蜂のことを書いてきてみつばちを見つめる目が少しだけ育ったように思う。何がわかったとか、何ができるようになったということではまるでないけれど、もし、こういう風なことになったら何を探せばいいかという方法とか、質問できる人とかそういうことがいつでも自分の周り在るようになったから。
なぜ58歳なんていう中途半端な年齢を選んだかというと、Max Westbyが今その歳だからというだけだ。人として、養蜂家として今とても信頼し尊敬できる人物だ。
大学の教鞭の職をリタイヤしてからはフランスのバーガンディー地方へ移り住み、エコロジカルな「食・住」を実践しながらミツバチを飼い、ブリキの彫刻家としても第二の人生をはじめているこの人のことを書きたくなった。
バーガンディーはフランスの東部に位置しワインの産地でもある。Maxはもともと神経科学が専門で、長い間ナマズの研究などをしていたらしい。アカシアの樹の下、ブドウが茂る片隅にミツバチの木箱が積み重なって置かれている。養蜂はアマチュアだといいつつも、イギリスの科学系サイトにコラムを投稿する執筆者のひとりだ。
昆虫、植物、いやすべての自然を愛し、人権を守るためのアクションもする。ボランティアでパーキンソン患者を訪問したりそのハートとフットワークには、溢れる何かが輝いている。それでいて、フランスっぽいシニカルで滑稽なおしゃれな初老だと思う。
ある時、彼の飼うミツバチで、羽もちぎれるほどに働いた最期の頃の姿をとらえた写真を見た。とても黒かった。だいたい1カ月前に飛び立った頃の若い時期と比較すると本当に消耗しきった老いた姿だった。
「とても体が黒い」とわたしが反応すると、このミツバチの種固有のものであることを教えてくれた。イギリスのヨークシャーという種類の蜂だった。この種はイタリアンのようにどんどん繁殖をしていかず一定を保つということらしい。わたしはミツバチ科学研究施設の中村先生の話を思い出した。ニホンミツバチは、必要以上に花粉や蜜源を集めてどんどん子どもを増やすことはせず、どんなに花が豊富な好条件でも自分たちの許容範囲をとどめている性格があると。
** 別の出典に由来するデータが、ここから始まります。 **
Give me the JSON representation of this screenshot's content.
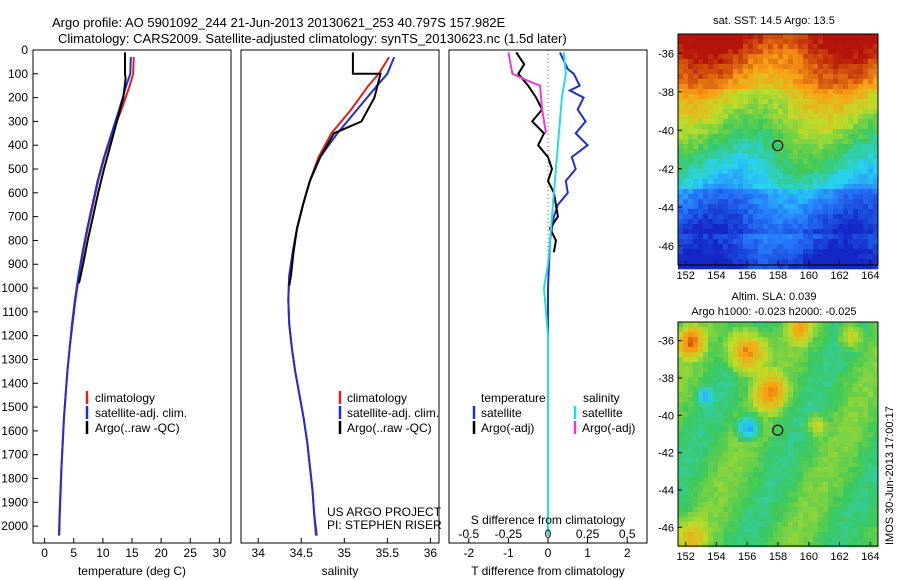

それに比べると西洋ミツバチは、花があれば集められるだけ食糧を集め調子にのって子どもを増やしていっぱいになってしまうそうだ。「ニホンミツバチのような謙遜なかしこい生き方はわたしたちに何か意味を伝えているようです。」と言われたことがずっと心に残っていた。
ただしMaxは、ヨークシャーよりは、イタリアンの方が飼いやすいと言う。ニホンミツバチもヨークシャーと同様、巣が気に入らなければどこかへ行ってしまうし、飼い慣らすということを主眼にすると扱いはむずかしいと一般的にいわれている。人間の都合よりは、ミツバチの生態として調和がとれていることに目を向けることは、どこかゆとりを感じさせられる。
お世話になっている養蜂家がいつかこんなことを言っていた。「ミツバチのことを知っているとか、養蜂をしているというと西欧の人からすぐに信頼されます。それぐらい養蜂という職業は海外では認められているのね。」
確かに、わたしのみつばち好きは海外の友人からも温かく支持されている。ブラジル人の友人が"Abejas e colmenas"と命名してくれたんだったし、イタリアの友人はわざわざ故郷のイタリアンのミツバチの写真をいくつも撮影してくれた。岩手に住むアメリカの友人も故郷へ帰った時、偶然ミツバチの分封に出くわし、その一部を撮影してきてくれた。
ノイバレーに住む友人は路上で売られるノイバレーの蜂蜜の写真や、趣味養蜂の方の蜂を撮影してくれた。
日本でミツバチを飼う方々にもとても親切にしていただいてわたしはこれ以上何を望むのか?というほどhappy smilingな日々だったりする。